The theme of accountability was a prominent element of NAB’s 2019 half-year result, released today, with interim chief executive Philip Chronican vowing to “confront broader issues of how we treat customers, and the accountability, governance and culture inside the bank”.
The Hayne royal commission was front of mind as Chronican said winning trust was the first thing on the agenda. A massive remediation bill for the period was the monetary starting point, followed by a focus on “fixing the issues that caused out failures so they don’t happen again”.
“We have around 350 people dedicated to remediating customers and will soon have 500 as we bring greater focus and discipline to resolving issues,” Chronican outlined in a statement on Thursday. “In 1H19 we have taken an additional $525 million (post tax) in charges in connection with increased provisions for customer-related remediation.”
“The total remediation to customers, as it stands at March, is $1.1 billion,” Chronican revealed on an investor call this morning. “Obviously it’s in our interests and our customers interests to get that in their hands as soon as possible.”
By comparison, ANZ yesterday announced a $123 million (post tax) remediation bill for the same period, with a $657 million (post tax) remediation bill since 2017.
Part of NAB’s plan is the divestiture of its MLC wealth division, which the bank confirmed is on hiatus until at least the second half of the calendar year.
The bank announced a $20.6 million loss in the consumer banking and wealth division for the period, which chief financial officer Gary Lennon partly attributed to “a continuous shift towards lower margin product”. A commitment to abandon grandfathered commissions is unlikely to improve this position for new MLC head Geoff Lloyd.

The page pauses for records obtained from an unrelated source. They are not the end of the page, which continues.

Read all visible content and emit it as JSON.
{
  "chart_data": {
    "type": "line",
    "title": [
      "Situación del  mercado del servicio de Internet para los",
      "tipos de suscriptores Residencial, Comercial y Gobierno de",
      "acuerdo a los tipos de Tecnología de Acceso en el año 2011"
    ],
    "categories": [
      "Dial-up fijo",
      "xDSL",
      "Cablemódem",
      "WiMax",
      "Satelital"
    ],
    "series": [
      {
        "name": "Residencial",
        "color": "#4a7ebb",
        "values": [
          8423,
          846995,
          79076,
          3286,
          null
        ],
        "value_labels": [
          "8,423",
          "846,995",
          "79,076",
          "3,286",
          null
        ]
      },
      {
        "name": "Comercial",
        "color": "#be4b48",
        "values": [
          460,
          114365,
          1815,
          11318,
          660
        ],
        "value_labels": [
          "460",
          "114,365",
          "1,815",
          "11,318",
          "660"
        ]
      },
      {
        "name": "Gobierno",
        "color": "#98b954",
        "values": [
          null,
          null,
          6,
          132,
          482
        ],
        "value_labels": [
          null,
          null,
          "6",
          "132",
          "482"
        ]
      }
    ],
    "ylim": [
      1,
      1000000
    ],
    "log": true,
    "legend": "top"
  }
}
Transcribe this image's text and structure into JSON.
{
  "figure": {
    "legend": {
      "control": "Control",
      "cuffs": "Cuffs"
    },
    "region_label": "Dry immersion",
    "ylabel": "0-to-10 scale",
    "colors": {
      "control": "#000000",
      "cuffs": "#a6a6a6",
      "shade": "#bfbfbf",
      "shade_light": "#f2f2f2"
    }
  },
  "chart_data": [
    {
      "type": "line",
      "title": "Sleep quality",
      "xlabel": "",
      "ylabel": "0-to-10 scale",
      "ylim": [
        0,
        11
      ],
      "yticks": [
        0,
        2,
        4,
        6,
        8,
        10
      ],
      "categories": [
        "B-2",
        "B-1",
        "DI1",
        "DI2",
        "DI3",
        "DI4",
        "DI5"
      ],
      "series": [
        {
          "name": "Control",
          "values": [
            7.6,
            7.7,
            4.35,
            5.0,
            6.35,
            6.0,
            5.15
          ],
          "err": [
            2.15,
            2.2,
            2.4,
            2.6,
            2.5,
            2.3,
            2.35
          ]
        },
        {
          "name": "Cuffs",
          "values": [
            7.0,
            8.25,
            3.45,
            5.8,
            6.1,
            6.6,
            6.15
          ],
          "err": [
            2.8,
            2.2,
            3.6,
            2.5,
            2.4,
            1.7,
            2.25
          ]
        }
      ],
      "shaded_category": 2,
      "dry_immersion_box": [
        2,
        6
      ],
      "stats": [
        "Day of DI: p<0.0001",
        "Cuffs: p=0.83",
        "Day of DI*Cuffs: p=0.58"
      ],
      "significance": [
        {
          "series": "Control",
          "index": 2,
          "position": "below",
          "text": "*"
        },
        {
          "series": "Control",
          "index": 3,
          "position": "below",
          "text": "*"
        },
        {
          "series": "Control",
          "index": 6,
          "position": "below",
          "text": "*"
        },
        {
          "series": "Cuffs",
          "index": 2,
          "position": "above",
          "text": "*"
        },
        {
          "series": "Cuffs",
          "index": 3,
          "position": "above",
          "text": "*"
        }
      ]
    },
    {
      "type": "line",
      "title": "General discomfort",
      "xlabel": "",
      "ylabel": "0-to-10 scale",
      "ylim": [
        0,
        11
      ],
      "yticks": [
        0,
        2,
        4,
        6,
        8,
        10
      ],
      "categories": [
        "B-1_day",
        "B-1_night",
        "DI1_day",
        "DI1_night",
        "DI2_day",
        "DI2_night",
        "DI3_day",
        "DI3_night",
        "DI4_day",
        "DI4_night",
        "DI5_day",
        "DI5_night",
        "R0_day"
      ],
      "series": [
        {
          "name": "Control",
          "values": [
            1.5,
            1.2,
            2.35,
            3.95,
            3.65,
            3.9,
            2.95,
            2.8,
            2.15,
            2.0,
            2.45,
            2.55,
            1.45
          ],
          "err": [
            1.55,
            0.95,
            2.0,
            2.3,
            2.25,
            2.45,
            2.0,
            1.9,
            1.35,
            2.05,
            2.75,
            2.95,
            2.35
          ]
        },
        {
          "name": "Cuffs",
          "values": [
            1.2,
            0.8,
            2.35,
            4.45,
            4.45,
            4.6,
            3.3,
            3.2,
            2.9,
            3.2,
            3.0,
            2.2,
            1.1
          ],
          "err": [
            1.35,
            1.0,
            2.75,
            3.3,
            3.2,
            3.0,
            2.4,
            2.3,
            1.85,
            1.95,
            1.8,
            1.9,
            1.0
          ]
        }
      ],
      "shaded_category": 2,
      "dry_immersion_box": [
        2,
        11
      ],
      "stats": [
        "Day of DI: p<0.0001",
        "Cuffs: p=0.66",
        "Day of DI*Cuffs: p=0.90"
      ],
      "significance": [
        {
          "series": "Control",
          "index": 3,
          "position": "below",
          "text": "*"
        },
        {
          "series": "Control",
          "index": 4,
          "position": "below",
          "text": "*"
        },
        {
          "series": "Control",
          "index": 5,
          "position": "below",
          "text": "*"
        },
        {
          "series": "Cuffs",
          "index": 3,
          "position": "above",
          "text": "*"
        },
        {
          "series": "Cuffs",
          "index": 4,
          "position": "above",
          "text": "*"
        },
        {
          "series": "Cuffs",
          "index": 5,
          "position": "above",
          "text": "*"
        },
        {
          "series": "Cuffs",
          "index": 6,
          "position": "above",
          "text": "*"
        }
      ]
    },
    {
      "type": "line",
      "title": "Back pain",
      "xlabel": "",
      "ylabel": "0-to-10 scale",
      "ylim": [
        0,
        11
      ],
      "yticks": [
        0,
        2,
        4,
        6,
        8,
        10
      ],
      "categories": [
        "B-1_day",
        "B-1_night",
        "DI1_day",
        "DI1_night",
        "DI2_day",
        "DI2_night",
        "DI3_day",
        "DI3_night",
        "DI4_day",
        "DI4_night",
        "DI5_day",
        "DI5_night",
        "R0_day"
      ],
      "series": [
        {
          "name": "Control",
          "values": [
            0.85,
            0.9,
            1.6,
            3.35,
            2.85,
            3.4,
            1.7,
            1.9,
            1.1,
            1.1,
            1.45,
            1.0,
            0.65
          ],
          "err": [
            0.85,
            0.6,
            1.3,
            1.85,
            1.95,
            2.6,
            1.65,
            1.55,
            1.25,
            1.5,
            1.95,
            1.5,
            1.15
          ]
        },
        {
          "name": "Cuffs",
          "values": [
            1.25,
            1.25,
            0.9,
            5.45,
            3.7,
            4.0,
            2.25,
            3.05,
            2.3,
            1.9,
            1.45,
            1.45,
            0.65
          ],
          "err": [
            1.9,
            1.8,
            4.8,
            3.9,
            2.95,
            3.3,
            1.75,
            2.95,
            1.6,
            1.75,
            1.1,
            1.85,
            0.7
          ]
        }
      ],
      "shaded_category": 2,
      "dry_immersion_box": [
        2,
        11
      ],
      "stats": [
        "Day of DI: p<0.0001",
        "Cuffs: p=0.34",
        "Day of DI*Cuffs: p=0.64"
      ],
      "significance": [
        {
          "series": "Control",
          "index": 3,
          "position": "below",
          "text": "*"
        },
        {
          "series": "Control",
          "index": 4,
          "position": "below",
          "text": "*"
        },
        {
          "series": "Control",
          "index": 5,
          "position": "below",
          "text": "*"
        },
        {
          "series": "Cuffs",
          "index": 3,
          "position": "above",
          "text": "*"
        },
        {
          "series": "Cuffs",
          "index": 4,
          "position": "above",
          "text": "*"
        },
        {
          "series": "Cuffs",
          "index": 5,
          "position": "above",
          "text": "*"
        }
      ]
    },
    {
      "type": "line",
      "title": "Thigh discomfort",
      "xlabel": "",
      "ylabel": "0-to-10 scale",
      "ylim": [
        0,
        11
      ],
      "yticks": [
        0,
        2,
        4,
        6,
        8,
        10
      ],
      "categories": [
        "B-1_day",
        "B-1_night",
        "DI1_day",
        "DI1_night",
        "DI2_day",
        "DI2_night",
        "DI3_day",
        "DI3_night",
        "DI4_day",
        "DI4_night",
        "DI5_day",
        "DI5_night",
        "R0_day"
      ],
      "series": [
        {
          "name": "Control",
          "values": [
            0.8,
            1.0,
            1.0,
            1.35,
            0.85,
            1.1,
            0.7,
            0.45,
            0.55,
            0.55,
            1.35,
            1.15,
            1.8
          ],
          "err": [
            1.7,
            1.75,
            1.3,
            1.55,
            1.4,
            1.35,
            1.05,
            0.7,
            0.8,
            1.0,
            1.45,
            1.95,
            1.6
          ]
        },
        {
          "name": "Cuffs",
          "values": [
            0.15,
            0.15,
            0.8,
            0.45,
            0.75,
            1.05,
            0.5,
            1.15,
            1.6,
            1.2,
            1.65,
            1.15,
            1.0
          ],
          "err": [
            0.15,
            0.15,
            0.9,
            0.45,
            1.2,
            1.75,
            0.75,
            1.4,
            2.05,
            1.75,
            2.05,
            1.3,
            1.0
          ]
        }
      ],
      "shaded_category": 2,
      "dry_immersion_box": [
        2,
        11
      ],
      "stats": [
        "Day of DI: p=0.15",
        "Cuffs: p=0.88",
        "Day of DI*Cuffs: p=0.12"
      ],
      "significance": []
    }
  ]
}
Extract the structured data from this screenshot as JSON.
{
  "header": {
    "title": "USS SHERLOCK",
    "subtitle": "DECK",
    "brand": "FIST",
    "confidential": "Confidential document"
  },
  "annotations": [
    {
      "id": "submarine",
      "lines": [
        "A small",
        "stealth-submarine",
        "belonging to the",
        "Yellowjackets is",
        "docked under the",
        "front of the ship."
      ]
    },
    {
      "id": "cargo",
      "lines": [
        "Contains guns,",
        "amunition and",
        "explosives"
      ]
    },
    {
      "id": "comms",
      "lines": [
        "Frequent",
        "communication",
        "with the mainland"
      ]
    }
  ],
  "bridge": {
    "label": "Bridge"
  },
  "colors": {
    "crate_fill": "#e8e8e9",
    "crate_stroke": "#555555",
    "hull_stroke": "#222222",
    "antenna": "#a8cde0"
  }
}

Lennon remained upbeat about the MLC split, saying that “the work required to divest is progressing well”, and that Lloyd and his team had completed a full review and found that “opportunities exist to simplify, modernise and then grow the business”.
As part of the bank’s 2019 half-year results the NAB board determined it was “prudent” to reduce the 2019 interim dividend to 83 cents, ostensibly to strengthen the bank’s coffers in the eyes of the Australian Prudential Banking Regulator.
Aside from the looming constraints of APRA’s ‘Unquestionably Strong Capital’ requirements from 2020, Chronican acknowledged on an investor call this morning that “a more difficult operating environment”, lending losses and the large remediation bill had impacted the bank.
NAB’s revenue for the 6-months remained broadly flat at $8.8 billion, with a statutory profit line of just under $2.7 billion.